The Upper Tribunal (Tax and Chancery Chamber) has upheld a decision of the First-tier Tribunal (Charity) that dismissed an appeal by the orthodox Jewish charity Regentford Ltd against the Charity Commission's decision to open a statutory inquiry into its affairs.
The Upper Tribunal concluded that the commission's decision was reasonable. Furthermore, the Upper Tribunal concluded that the First-tier Tribunal had been correct to dismiss Regentford's application.
The decision provides helpful clarification on the threshold that the commission must meet before it makes a decision to open a statutory inquiry and on the approach that the tribunal should take when reviewing such a decision. (Regentford Limited v Charity Commission for England and Wales and another (2014) UKUT 0364 (TCC).)

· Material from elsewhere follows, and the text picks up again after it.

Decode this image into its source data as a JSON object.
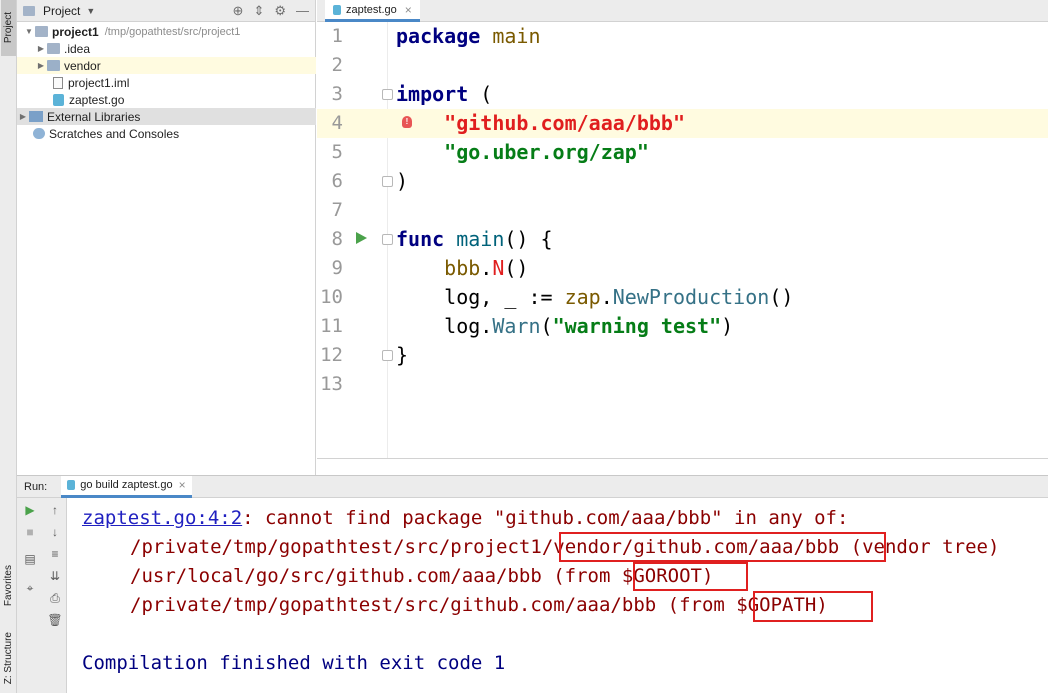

Appeals against commission
It is hoped that the Upper Tribunal will provide binding authority on the correct approach to the statutory test for deciding whether a person is, or may be, affected by a decision of the commission and can therefore bring an appeal. This arose when members of the campaign group Stop the JNF were granted permission by the charity tribunal to appeal the ruling that they did not have standing to appeal against a Charity Commission decision not to deregister three charities they opposed. (Nicholson and others v Charity Commission for England and Wales.)

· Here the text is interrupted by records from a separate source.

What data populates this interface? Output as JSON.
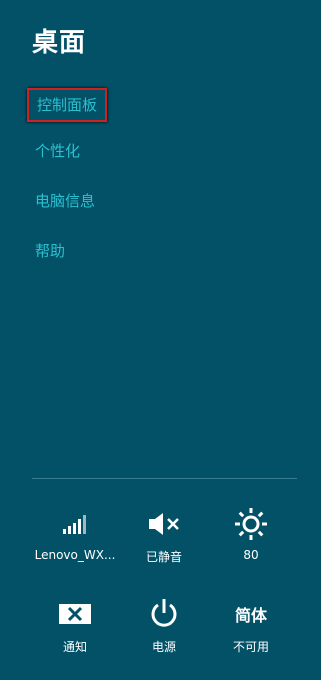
{
  "panel": {
    "title": "桌面"
  },
  "menu": {
    "items": [
      {
        "label": "控制面板"
      },
      {
        "label": "个性化"
      },
      {
        "label": "电脑信息"
      },
      {
        "label": "帮助"
      }
    ]
  },
  "quick_settings": {
    "network_label": "Lenovo_WX...",
    "volume_label": "已静音",
    "brightness_value": "80",
    "notifications_label": "通知",
    "power_label": "电源",
    "language_glyph": "简体",
    "language_label": "不可用"
  },
  "colors": {
    "background": "#025167",
    "link": "#2cc0cf",
    "selection_border": "#cc2222"
  }
}
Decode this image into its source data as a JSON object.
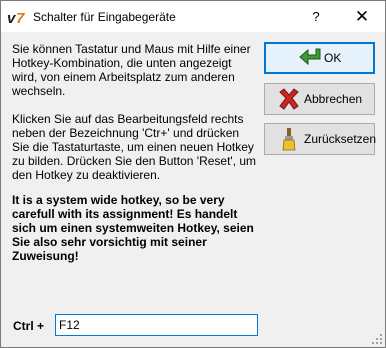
{
  "window": {
    "title": "Schalter für Eingabegeräte",
    "help_label": "?",
    "close_label": "✕"
  },
  "icons": {
    "app": "v7-app-icon",
    "ok": "green-arrow-icon",
    "cancel": "red-x-icon",
    "reset": "brush-icon",
    "grip": "resize-grip-icon"
  },
  "content": {
    "paragraph1": "Sie können Tastatur und Maus mit Hilfe einer Hotkey-Kombination, die unten angezeigt wird, von einem Arbeitsplatz zum anderen wechseln.",
    "paragraph2": "Klicken Sie auf das Bearbeitungsfeld rechts neben der Bezeichnung 'Ctr+' und drücken Sie die Tastaturtaste, um einen neuen Hotkey zu bilden. Drücken Sie den Button 'Reset', um den Hotkey zu deaktivieren.",
    "warning": "It is a system wide hotkey, so be very carefull with its assignment! Es handelt sich um einen systemweiten Hotkey, seien Sie also sehr vorsichtig mit seiner Zuweisung!"
  },
  "buttons": {
    "ok": "OK",
    "cancel": "Abbrechen",
    "reset": "Zurücksetzen"
  },
  "hotkey": {
    "label": "Ctrl +",
    "value": "F12"
  },
  "colors": {
    "accent": "#0078d7",
    "dialog_bg": "#f0f0f0",
    "button_bg": "#e1e1e1"
  }
}
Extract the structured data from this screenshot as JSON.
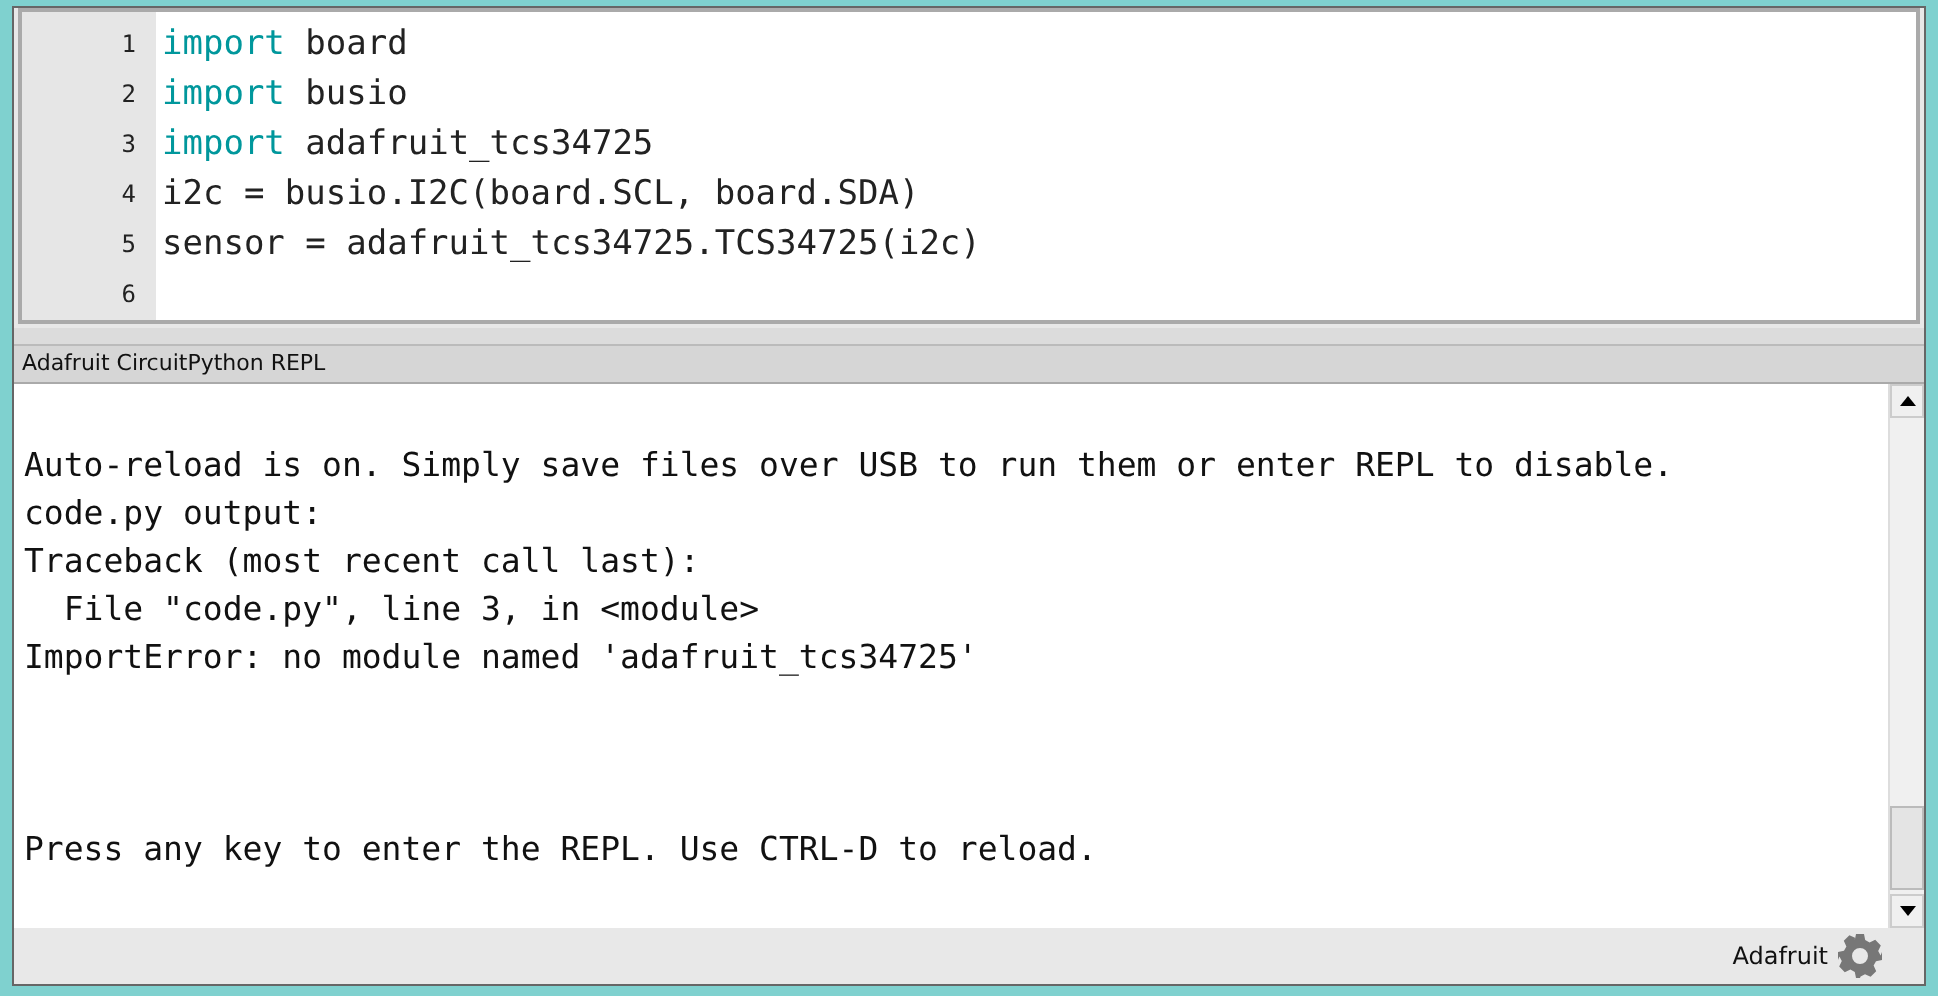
{
  "editor": {
    "lines": [
      {
        "number": "1",
        "keyword": "import",
        "code": "board"
      },
      {
        "number": "2",
        "keyword": "import",
        "code": "busio"
      },
      {
        "number": "3",
        "keyword": "import",
        "code": "adafruit_tcs34725"
      },
      {
        "number": "4",
        "code": "i2c = busio.I2C(board.SCL, board.SDA)"
      },
      {
        "number": "5",
        "code": "sensor = adafruit_tcs34725.TCS34725(i2c)"
      },
      {
        "number": "6"
      }
    ]
  },
  "repl": {
    "title": "Adafruit CircuitPython REPL",
    "output": [
      "Auto-reload is on. Simply save files over USB to run them or enter REPL to disable.",
      "code.py output:",
      "Traceback (most recent call last):",
      "  File \"code.py\", line 3, in <module>",
      "ImportError: no module named 'adafruit_tcs34725'"
    ],
    "prompt": "Press any key to enter the REPL. Use CTRL-D to reload."
  },
  "status_bar": {
    "board": "Adafruit"
  }
}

Recent commission activity
The commission has published reports on its statutory inquiry into White Horse Stables – Horse Rescue and its operational compliance work with the Creed Street Theatre & Arts Centre Trust and the Schools of King Edward VI, Birmingham. The White Horse report says there was evidence of mismanagement by trustees, including repeated failure to submit annual accounts to the commission. They also allowed conflicts of interest, arising from the relationship between two trustees and from financial arrangements between the charity and a connected company, to go unmanaged.
The Creed Street report shows how the commission cannot usually get involved in disputes arising from charity trustee decisions that are unpopular with members, supporters or beneficiaries. The commission expects charity trustees to seek to resolve such disputes by following high standards of governance and communication. The King Edward VI report shows how the regulator can engage constructively with charity trustees who report a serious incident to help them manage risk. It highlights the need for charities not only to have policies in place, but also for them to work in practice.
Serious incidents reminder
The commission has issued an alert to remind charities of their duty to report actual or suspected serious incidents to it. The alert says the commission might treat failure to do so as mismanagement.